A sua primeira obra, “Monangambée” (1968), passada em Angola, é baseada no conto “O Fato Completo de Lucas Matesso” de Luandino Vieira, que estava na altura preso no Tarrafal, e denuncia os crimes cometidos por portugueses em Angola. Ao som jazz do Art Ensemble de Chicago e filmado em apenas três semanas em Argel e Brazzaville, essencialmente com atores amadores militantes do MPLA, mostra a tortura dos prisioneiros políticos, a ignorância e incompreensão dos colonizadores.

O filme foi selecionado para a Quinzena dos Realizadores do Festival de Cannes em 1971 em representação de Angola, e para a primeira edição do Fórum do Festival de Berlim. O argumento tem a co-autoria de Mário Pinto de Andrade, poeta, fundador e então Secretário-Geral do MPLA e que foi o companheiro de Maldoror, com quem colaborou na escrita de vários guiões.

“Sambizanga” (1972) é o seu filme mais conhecido, também é baseado num conto de Luandino Viera, “A vida verdadeira de Domingos Xavier”. Tem como tema a guerra de libertação de Angola e segue o percurso político de uma mulher que procura o marido, um revolucionário preso e torturado por militares portugueses na prisão de Sambizanga.

Considerado um dos mais importantes filmes sobre a resistência africana, foi o escolhido para iniciar o ciclo dedicado à realizadora. O cinema de Sarah Maldoror “situava-se na emergência de um cinema do Terceiro Mundo procurando descolonizar o pensamento para favorecer as mudanças radicais na sociedade”, explicam Annouchka e Henda de Andrade na nota já citada.

Filmes desaparecidos e documentários

Antes de “Sambizanga”, em 1970, Maldoror recebe uma encomenda do governo argelino: fazer um filme sobre uma guerrilheira do PAIGC. O filme, “Des fusils pour Banta”, foi rodado na Guiné-Bissau, mas é dado como perdido: os materiais foram confiscados e a realizadora expulsa do país.
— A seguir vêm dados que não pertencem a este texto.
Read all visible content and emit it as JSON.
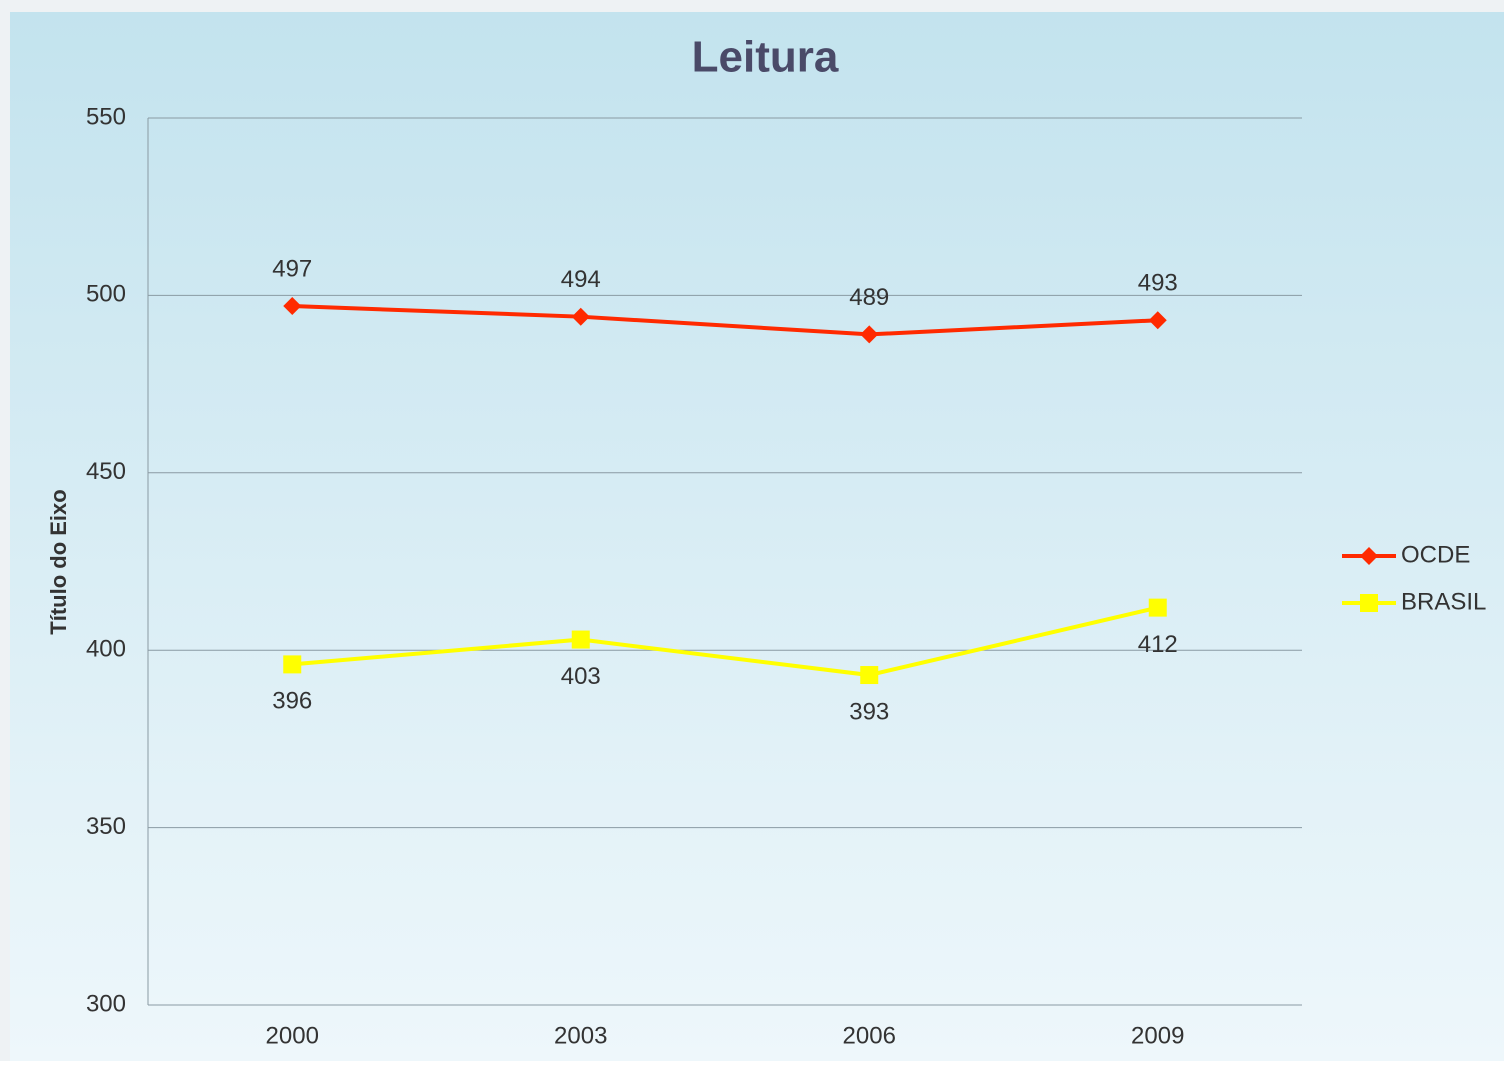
{
  "chart_data": {
    "type": "line",
    "title": "Leitura",
    "y_label": "Título do Eixo",
    "categories": [
      "2000",
      "2003",
      "2006",
      "2009"
    ],
    "series": [
      {
        "name": "OCDE",
        "color": "#ff2a00",
        "marker": "diamond",
        "label_position": "above",
        "values": [
          497,
          494,
          489,
          493
        ]
      },
      {
        "name": "BRASIL",
        "color": "#ffff00",
        "marker": "square",
        "label_position": "below",
        "values": [
          396,
          403,
          393,
          412
        ]
      }
    ],
    "ylim": [
      300,
      550
    ],
    "yticks": [
      300,
      350,
      400,
      450,
      500,
      550
    ],
    "grid": true,
    "legend": "right"
  }
}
Apenas voltou a realizar uma longa em 1985, com “Le Passager du Tassili”. Na sua carreira, alternou documentários com curtas metragens. Fez vários retratos de artistas, como Aimé Césaire, um dos impulsionadores do movimento da Negritude e cuja figura atravessou toda a obra de Maldoror. O seu último filme data de 2009, e é sobre a pintora colombiana Ana Mercedes Hoyos.
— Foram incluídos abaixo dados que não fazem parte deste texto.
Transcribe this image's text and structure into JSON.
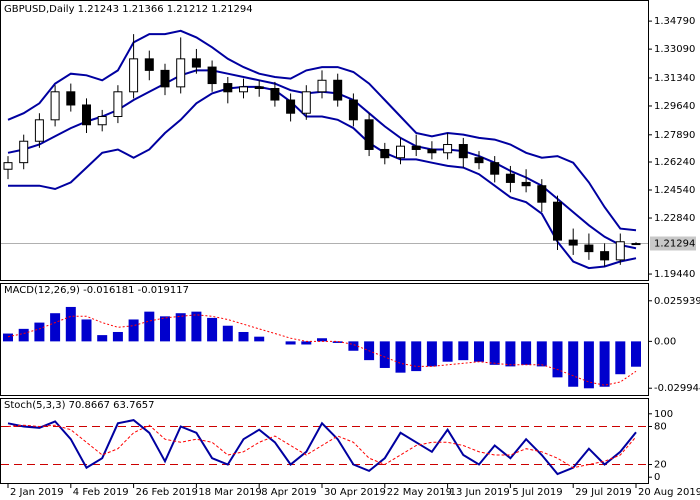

A primeira sessão desta retrospetiva tem lugar a 1 de setembro às 19h na Cinemateca Portuguesa. A programação completa do ciclo, composto quase exclusivamente por estreias nacionais, pode ser consultada no site de festival. No dia 3 de setembro irá decorrer uma mesa redonda sobre “O cinema de Sarah Maldoror”, com a presença, entre outras pessoas, de Annouchka de Andrade, diretora do Festival de Amiens, uma das filhas da realizadora e responsável pela gestão da sua obra.